Et pour accomplir son travail, le SAM peut consulter d’autres acteurs que sont « les académies européennes et la communauté scientifique »…

Des parties prenantes déjà positionnées ?

Cette possibilité a bel et bien été exploitée puisque la lecture du compte-rendu de la réunion des 30 et 31 janvier 2017 du SAM nous apprend que « des experts du SAPEA contribuent activement à la rédaction de cette note explicative ». Le SAPEA est un projet de « conseil scientifique au service de la politique par les académies européennes » financé à hauteur de six millions d’euros sur quatre ans par la Commission européenne. Un projet qui rassemble cinq réseaux d’académies – Academia Europaea, ALLEA, EASAC, Euro-CASE et FEAM – et qui fournit « des employés et des experts » au SAM sur le sujet des nouvelles techniques [5]. Son coordinateur est Rudolf Hielscher, ex-membre entre autres du comité de pilotage d’un rapport publié en octobre 2016 par le Forum européen sur le risque intitulé « Preuve scientifique et gestion du risque ». Dans ce comité de pilotage, étaient également représentées les entreprises Chevron, DuPont, Bayer et BASF. Ce rapport indiquait avoir identifié certains problèmes dans l’évaluation scientifique comme « l’exclusion des experts ayant des liens avec les entreprises […], l’utilisation inappropriée du principe de précaution […], l’influence indue de l’opinion publique sur la sélection et l’interprétation de preuves scientifiques… » et recommandait un encadrement formalisé de la collecte de données scientifiques utilisables par les agences et administrations européennes.

Mais surtout, parmi les cinq réseaux composant le SAPEA, celui d’EASAC retient l’attention. L’EASAC est le Conseil consultatif des Académies des sciences européennes. Il n’est pas inconnu dans le dossier des nouvelles techniques puisqu’il demande à l’Union européenne « de déclarer que les produits issus des nouvelles techniques, lorsqu’ils ne contiennent pas d’ADN étranger, ne [soient] pas soumis à la législation sur les OGM » et que l’Union européenne réglemente « les produits et/ou caractéristiques agricoles, pas la technologie », et ce depuis 2013 [6] [7] [8].

Côté Commission européenne, impossible de savoir qui a contribué à la rédaction de l’avis qui doit sortir sous peu. Seule certitude, « les noms des académiciens nommés par le SAPEA pour assister le SAM […] seront rendus publics lors de l’adoption de la note explicative », de même que leur déclaration d’intérêt nous précise-t-on.
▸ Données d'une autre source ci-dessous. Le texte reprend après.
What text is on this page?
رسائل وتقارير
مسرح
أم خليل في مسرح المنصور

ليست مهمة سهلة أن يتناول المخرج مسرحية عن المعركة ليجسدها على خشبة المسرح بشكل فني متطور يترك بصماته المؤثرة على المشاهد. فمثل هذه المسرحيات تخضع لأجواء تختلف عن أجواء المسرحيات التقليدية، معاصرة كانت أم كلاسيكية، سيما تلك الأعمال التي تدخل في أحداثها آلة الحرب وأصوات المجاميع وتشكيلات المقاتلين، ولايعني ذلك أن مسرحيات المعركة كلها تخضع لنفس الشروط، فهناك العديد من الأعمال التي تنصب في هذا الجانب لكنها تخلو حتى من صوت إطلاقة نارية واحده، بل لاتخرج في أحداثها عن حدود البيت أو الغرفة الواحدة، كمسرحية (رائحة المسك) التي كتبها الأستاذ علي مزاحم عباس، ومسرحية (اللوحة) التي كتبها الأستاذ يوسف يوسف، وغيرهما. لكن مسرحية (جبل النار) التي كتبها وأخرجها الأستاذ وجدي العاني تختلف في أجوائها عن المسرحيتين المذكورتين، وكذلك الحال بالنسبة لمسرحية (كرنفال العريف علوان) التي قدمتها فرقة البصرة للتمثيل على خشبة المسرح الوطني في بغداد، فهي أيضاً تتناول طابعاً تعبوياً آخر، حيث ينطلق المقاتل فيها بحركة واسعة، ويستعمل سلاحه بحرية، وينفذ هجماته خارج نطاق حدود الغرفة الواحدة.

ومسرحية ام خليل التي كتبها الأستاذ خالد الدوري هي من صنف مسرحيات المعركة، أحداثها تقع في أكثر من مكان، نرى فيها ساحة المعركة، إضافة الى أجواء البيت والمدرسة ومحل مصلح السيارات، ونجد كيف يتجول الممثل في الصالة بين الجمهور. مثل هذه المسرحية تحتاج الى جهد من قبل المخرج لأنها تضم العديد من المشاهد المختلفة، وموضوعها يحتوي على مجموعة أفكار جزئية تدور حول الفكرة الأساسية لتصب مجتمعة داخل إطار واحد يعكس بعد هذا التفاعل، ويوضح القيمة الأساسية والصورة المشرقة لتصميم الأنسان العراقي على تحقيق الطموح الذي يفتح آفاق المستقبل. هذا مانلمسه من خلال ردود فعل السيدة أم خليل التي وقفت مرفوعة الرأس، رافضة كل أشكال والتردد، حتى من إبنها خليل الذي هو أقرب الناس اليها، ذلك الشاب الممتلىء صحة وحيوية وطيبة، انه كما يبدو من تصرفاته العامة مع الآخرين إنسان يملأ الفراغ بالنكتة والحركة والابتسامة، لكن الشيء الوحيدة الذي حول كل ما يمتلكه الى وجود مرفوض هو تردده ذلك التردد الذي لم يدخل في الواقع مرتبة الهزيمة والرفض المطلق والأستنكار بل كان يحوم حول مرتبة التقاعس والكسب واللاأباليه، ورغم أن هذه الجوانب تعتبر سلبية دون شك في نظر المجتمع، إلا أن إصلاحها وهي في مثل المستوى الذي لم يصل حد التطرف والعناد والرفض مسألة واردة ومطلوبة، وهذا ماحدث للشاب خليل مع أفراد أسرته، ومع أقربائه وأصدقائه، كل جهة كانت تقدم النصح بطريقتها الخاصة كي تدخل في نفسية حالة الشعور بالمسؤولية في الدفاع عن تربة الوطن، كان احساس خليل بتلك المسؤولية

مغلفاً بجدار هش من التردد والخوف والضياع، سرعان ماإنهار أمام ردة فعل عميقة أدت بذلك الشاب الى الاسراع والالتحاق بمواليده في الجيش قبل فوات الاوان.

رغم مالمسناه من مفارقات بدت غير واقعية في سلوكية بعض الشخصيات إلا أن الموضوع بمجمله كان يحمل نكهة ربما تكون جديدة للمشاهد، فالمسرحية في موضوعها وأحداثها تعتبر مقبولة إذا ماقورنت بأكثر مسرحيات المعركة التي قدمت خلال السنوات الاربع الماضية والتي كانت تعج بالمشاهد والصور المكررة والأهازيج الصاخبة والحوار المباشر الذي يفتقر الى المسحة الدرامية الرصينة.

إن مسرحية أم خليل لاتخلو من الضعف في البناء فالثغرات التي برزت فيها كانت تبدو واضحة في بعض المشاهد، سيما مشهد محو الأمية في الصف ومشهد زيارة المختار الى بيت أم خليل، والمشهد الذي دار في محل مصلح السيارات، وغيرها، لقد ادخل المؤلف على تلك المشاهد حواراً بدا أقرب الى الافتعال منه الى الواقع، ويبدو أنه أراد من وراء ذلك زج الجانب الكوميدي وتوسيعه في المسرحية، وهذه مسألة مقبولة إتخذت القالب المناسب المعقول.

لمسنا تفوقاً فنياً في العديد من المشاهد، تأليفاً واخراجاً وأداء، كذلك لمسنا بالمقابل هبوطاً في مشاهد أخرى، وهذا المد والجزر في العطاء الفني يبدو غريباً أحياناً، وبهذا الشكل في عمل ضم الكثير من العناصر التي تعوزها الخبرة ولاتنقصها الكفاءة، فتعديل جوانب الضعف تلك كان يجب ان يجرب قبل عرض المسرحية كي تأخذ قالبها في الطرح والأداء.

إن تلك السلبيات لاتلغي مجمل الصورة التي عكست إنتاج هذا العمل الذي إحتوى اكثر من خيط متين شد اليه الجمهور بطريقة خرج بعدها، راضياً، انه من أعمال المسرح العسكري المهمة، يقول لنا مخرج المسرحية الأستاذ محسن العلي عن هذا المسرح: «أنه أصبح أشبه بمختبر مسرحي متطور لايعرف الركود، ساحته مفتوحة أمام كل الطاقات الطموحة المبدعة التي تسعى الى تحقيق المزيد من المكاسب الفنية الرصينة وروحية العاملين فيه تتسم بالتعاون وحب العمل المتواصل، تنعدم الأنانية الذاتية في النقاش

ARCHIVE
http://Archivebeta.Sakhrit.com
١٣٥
Le rapport du SAM est donc attendu dans les jours qui viennent, avec à la clé une potentielle seconde étape pour « anticiper les développements à venir dans le secteur agricole ». Cette seconde étape pourrait être l’occasion, selon la Commission européenne, « de faire participer d’autres groupes d’experts pertinents pour explorer les problèmes sociaux liés, ce qui pourrait inclure les aspects de perception publique des biotechnologies agricoles et l’engagement public dans le développement des conseils scientifiques ».

Tout le monde pris de vitesse par le Conseil d’État français ?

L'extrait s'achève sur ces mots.